Ce climat "malsain" a conduit à l'instauration d'une "communauté profondément divisée, où la méfiance et l'hostilité caractérisaient souvent la rencontre de la police et des habitants", dit-il.
Après la mort du jeune homme, une communication confuse des autorités et l'usage disproportionné de la force par une police blanche surarmée, avaient indigné l'opinion, tout comme ensuite la décision d'un grand jury local de ne pas poursuivre le policier Wilson, qui a depuis quitté la police.
M. Holder a appelé les autorités de Ferguson à prendre rapidement des mesures, tout en soulignant que ces questions d'équité et de confiance en la police, étaient d'ordre national.

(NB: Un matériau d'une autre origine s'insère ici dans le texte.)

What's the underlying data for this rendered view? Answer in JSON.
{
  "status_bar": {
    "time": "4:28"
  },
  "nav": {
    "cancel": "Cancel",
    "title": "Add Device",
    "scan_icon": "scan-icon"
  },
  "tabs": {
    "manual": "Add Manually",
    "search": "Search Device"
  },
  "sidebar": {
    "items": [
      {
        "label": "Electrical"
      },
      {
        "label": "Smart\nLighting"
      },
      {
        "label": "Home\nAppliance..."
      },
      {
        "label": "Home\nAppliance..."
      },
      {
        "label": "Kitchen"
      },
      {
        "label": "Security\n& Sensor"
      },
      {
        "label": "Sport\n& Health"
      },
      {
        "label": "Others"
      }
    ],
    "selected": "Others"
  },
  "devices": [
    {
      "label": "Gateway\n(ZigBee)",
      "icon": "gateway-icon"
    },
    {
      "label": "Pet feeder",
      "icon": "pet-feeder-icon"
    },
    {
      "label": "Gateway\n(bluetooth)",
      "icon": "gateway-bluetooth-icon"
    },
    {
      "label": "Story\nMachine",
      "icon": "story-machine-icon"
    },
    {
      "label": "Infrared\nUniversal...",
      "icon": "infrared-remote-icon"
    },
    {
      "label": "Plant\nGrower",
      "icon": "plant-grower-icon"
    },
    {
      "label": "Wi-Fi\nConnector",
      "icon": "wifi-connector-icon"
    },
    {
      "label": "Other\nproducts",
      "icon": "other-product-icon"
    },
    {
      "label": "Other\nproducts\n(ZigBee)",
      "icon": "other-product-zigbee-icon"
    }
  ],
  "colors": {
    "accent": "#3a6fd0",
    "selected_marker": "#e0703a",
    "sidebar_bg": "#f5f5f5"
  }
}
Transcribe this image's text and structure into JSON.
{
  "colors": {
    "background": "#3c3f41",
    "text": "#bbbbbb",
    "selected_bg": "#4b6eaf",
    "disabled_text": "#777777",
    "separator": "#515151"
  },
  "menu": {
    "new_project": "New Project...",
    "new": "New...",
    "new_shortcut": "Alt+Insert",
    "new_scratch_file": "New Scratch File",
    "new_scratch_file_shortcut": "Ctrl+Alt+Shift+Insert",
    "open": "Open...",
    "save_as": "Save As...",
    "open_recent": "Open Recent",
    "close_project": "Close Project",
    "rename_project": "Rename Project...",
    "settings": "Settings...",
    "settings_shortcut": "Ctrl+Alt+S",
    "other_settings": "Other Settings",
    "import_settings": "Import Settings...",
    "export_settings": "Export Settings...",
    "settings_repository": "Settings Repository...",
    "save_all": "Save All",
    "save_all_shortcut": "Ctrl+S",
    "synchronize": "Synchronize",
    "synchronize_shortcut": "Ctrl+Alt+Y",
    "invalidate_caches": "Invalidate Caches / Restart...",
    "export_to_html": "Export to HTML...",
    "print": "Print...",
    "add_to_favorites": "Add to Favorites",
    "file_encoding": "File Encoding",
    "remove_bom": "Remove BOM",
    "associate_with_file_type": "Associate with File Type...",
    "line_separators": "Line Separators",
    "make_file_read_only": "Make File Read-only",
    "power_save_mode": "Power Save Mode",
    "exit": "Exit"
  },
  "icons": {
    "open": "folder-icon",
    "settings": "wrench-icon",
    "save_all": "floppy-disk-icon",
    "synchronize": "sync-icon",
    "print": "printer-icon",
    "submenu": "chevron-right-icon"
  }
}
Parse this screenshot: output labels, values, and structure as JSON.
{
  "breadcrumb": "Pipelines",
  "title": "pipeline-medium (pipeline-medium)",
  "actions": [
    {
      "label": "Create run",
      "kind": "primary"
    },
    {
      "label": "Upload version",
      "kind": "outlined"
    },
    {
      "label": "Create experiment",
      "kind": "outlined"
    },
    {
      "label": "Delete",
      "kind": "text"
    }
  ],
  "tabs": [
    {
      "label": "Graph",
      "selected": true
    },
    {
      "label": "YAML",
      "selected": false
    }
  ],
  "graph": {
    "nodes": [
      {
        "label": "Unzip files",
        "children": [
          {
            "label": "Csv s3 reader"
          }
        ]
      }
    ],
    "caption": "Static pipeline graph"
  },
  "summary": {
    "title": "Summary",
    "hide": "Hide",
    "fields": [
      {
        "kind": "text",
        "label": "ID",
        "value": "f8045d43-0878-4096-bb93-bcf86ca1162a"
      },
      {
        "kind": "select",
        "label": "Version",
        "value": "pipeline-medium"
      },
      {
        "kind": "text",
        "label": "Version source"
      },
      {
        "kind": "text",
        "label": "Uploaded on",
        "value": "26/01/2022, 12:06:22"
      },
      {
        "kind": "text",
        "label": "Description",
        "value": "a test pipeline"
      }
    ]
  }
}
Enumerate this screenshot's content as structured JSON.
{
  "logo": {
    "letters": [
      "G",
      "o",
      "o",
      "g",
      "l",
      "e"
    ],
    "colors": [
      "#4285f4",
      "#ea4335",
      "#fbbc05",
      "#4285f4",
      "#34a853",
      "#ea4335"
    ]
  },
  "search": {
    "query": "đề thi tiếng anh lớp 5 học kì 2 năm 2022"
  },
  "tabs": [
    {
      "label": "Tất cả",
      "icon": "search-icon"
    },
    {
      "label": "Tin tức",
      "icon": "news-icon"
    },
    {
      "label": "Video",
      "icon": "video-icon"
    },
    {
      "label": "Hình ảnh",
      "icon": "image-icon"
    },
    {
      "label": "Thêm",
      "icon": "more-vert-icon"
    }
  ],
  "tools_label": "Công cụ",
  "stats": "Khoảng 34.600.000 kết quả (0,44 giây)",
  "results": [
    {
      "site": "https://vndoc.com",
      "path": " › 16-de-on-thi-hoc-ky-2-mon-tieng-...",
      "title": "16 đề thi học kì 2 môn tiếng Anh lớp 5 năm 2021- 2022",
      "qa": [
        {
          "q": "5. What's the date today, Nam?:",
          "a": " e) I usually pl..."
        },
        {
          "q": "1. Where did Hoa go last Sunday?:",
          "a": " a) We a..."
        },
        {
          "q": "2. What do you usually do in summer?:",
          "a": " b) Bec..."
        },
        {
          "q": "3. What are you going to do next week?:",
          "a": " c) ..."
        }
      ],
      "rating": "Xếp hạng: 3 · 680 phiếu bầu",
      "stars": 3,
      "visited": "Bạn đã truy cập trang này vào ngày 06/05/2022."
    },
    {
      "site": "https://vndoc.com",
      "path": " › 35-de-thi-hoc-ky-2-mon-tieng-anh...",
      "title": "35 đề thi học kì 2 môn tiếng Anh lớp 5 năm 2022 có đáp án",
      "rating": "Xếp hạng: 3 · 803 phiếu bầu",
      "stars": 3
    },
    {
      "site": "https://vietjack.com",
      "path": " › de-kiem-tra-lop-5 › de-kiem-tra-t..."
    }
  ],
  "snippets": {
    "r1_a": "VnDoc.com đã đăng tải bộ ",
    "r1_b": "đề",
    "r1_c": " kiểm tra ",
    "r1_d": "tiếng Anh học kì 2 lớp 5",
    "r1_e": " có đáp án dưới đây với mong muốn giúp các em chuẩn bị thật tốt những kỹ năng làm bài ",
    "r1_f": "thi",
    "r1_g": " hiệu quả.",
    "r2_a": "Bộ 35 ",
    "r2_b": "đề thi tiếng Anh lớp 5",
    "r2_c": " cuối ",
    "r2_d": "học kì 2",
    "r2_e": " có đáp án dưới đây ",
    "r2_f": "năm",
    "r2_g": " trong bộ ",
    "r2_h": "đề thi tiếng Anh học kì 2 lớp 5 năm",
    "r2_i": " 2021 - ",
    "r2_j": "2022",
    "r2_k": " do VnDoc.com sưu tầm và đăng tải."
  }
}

Dans un pays où le spectre du racisme vis-à-vis de la population noire est toujours présent, le président Barack Obama, premier président noir des Etats-Unis, avait déjà reconnu que le problème dépassait largement Ferguson, pointant "la profonde défiance entre les forces de l'ordre et les communautés de couleur".
La famille de Michael Brown pour sa part, dans un communiqué, a exprimé sa "déception" de voir que "le meurtrier de (leur) fils ne serait pas tenu comptable de ses actions".
Elle s'est dite néanmoins "encouragée de voir que la police de Ferguson est tenu comptable de pratiques discriminatoires () La mort de notre fils n'aura pas été vaine si des changements interviennent, pas seulement à Ferguson mais aussi dans le pays", a-t-elle ajouté.